Burton Pike is professor emeritus of comparative literature and German at the CUNY Graduate Center. He has also taught at the University of Hamburg, Cornell, Queens and Hunter Colleges of CUNY, and was a visiting professor at Yale. He received a Guggenheim Fellowship and the Medaille für Verdienste um Robert Musil from the City of Klagenfurt. He is a member of the PEN Translation Committee. He edited and co-translated Robert Musil’s The Man Without Qualities and a book of Musil’s essays, Precision and Soul, and a collection of Musil’s stories. He has also translated and written the introductions to Goethe’s novel The Sorrows of Young Werther, Rilke’s novel The Notebooks of Malte Laurids Brigge, and most recently Gerhard Meier’s novel Isle of the Dead. He translated a story by Proust for Conjunctions, a story by Ingeborg Bachmann for Grand Street, and stories by Alissa Walser for Chicago Review and Painting in a Man’s World.

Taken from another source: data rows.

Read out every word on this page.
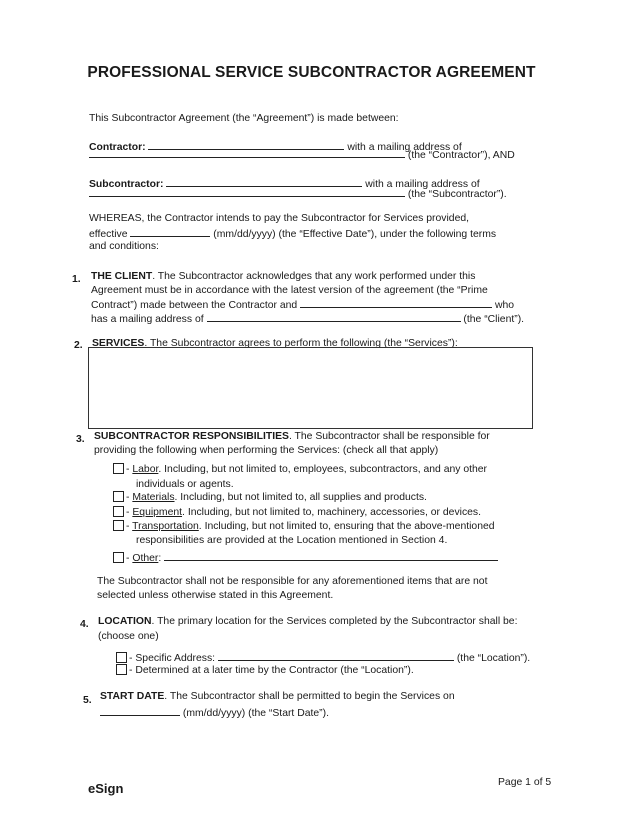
PROFESSIONAL SERVICE SUBCONTRACTOR AGREEMENT
This Subcontractor Agreement (the “Agreement”) is made between:
Contractor:	with a mailing address of
(the “Contractor”), AND
Subcontractor:	with a mailing address of
(the “Subcontractor”).
WHEREAS, the Contractor intends to pay the Subcontractor for Services provided,
effective	(mm/dd/yyyy) (the “Effective Date”), under the following terms
and conditions:
1. THE CLIENT. The Subcontractor acknowledges that any work performed under this
Agreement must be in accordance with the latest version of the agreement (the “Prime
Contract”) made between the Contractor and	who
has a mailing address of	(the “Client”).
2. SERVICES. The Subcontractor agrees to perform the following (the “Services”):
3. SUBCONTRACTOR RESPONSIBILITIES. The Subcontractor shall be responsible for
providing the following when performing the Services: (check all that apply)
- Labor. Including, but not limited to, employees, subcontractors, and any other
individuals or agents.
- Materials. Including, but not limited to, all supplies and products.
- Equipment. Including, but not limited to, machinery, accessories, or devices.
- Transportation. Including, but not limited to, ensuring that the above-mentioned
responsibilities are provided at the Location mentioned in Section 4.
- Other:
The Subcontractor shall not be responsible for any aforementioned items that are not
selected unless otherwise stated in this Agreement.
4. LOCATION. The primary location for the Services completed by the Subcontractor shall be:
(choose one)
- Specific Address:	(the “Location”).
- Determined at a later time by the Contractor (the “Location”).
5. START DATE. The Subcontractor shall be permitted to begin the Services on
(mm/dd/yyyy) (the “Start Date”).
eSign	Page 1 of 5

Other translations of his prose and poetry from German and French have appeared in Fiction, Grand Street, Conjunctions, and other magazines.

Mr. Onno Hückmann, consul general of Germany in Chicago, presents the award to Burton Pike. This year’s jurors were David Dollenmayer, Krishna Winston, Karen Noelle, Michael Ritterson, and Annie Wedekind.

Recorded Monday, June 11, 2012 at the Chicago Cultural Center.